Today, I came across this passage:
“He returned to his Midwest, picked up a practical degree in journalism, married, lived in Nevada and Mexico, did odd jobs, worked as a journalist, a science writer and an industrial-advertising writer.”
A pretty innocuous passage, that should have just been skimmed past.
But it made me stop. I suddenly felt so empty.
Just a laundry list of life events, so normal. And “married” just slipped right into the middle. Like it’s just something that happens for people. A normal part of life.
But not for me.
I realised that I have this belief that marriage is just not something that will happen for me. And I realised how desperately I want it to be.
I feel like relationships will just never be effortless for me. I constantly have to work so hard, terrified that I’m going to be abandoned. And inevitably, I am. Marriage is a prize that I can just never win.
And it’s not like I just want to marry anyone. That’s part of the problem. I always imagine what my wedding day would be like with the guy I’m in a relationship with at that time, and there is always a sinking feeling.
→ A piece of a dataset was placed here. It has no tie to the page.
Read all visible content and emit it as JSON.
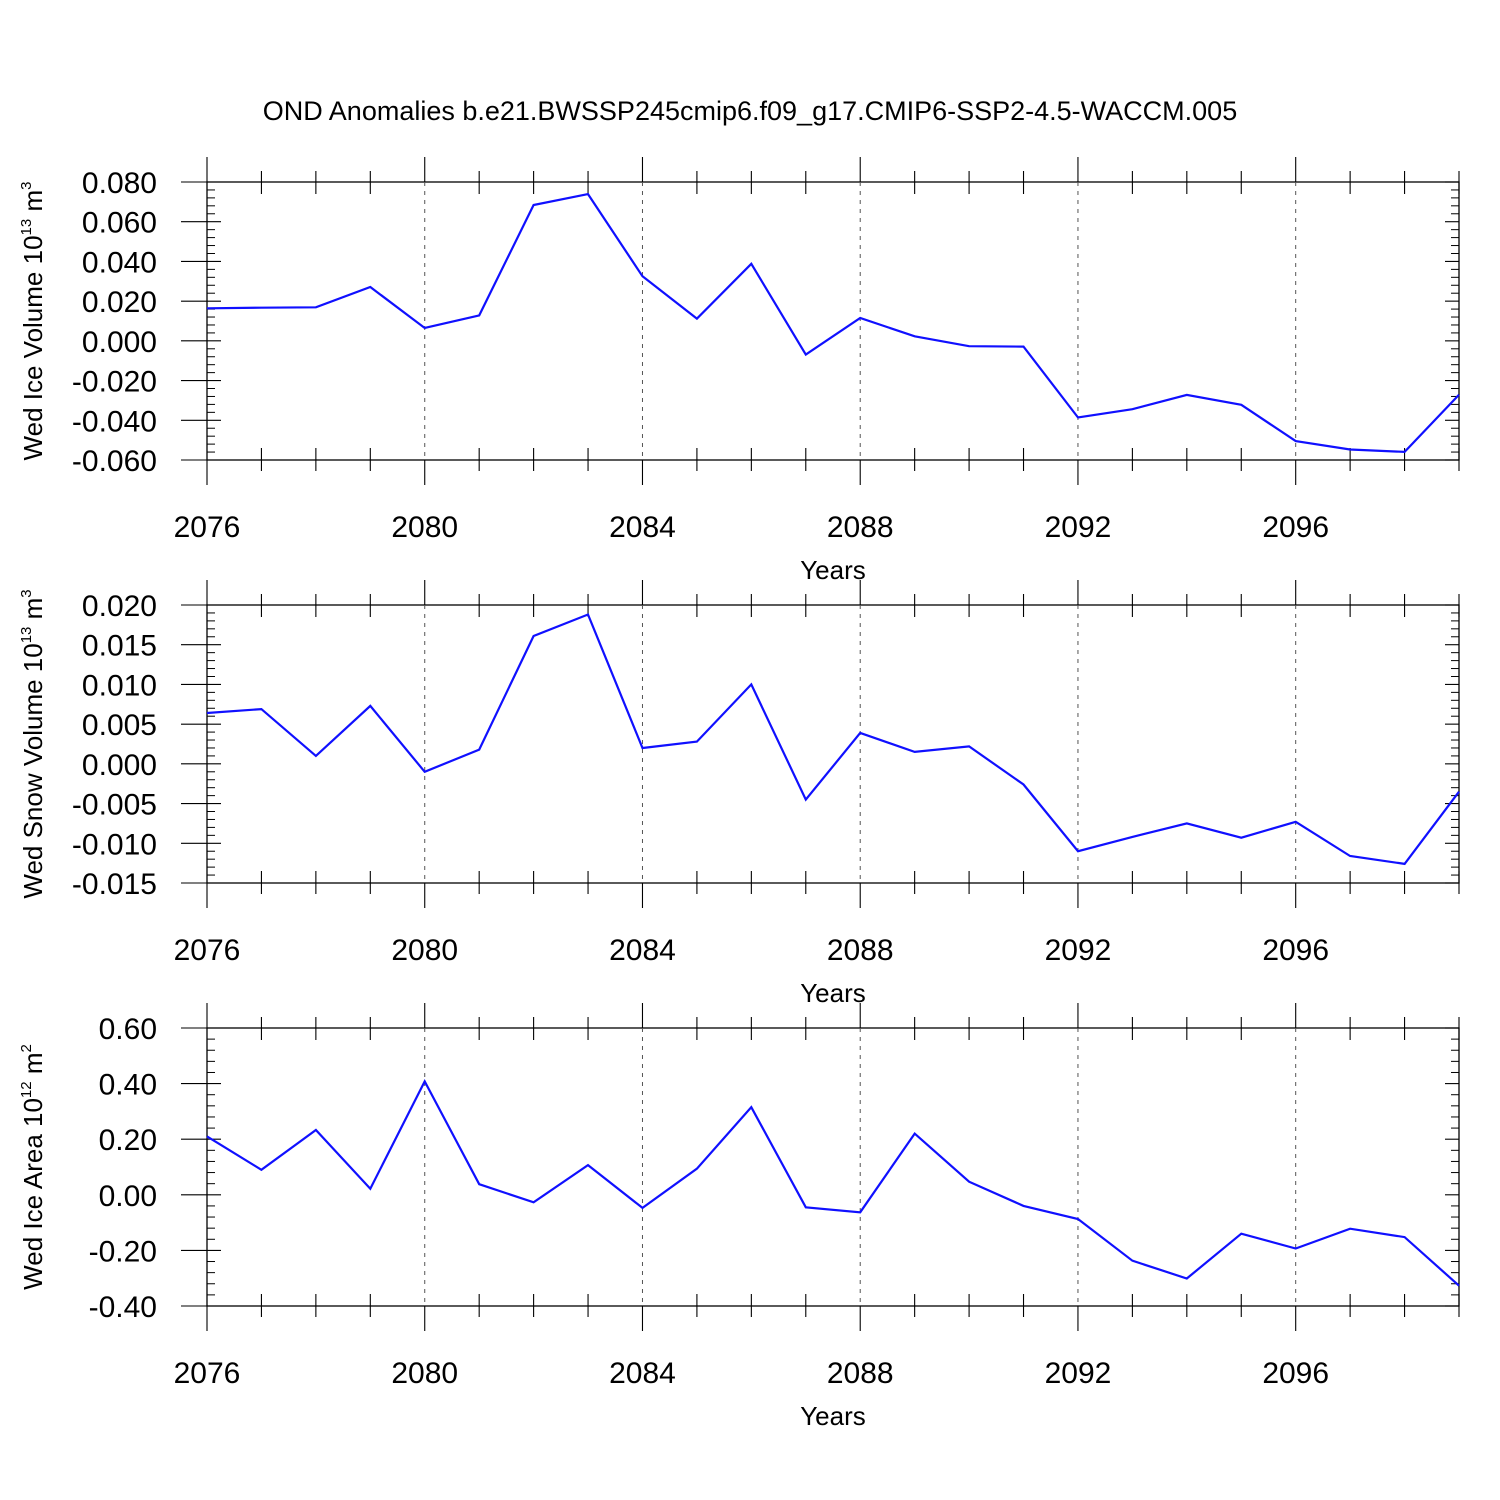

Like, I would marry them because I so badly want to feel chosen and loved, but it is just settling, and there is always disappointment.
Except, of course, with him. The one I just lost. The first person I felt happy to look at across the altar. And then he proposed, and I thought my life was sorted.
And of course I fucked it all up.
I’m not sure where this post was going. I think it was going to be about how I need to address why I feel so empty and unhappy being single. Why I need to be in a relationship. Why even a relationship isn’t enough for me. Why I’m so scared of being alone that I push for more and it pushes them away. I’m not even sure what I’m pushing for, except to push the emptiness away.
I know I need to work through this. But I’m scared of letting go of the only person that I’ve ever wanted to spend my life with.
How can I work through this when I risk losing that?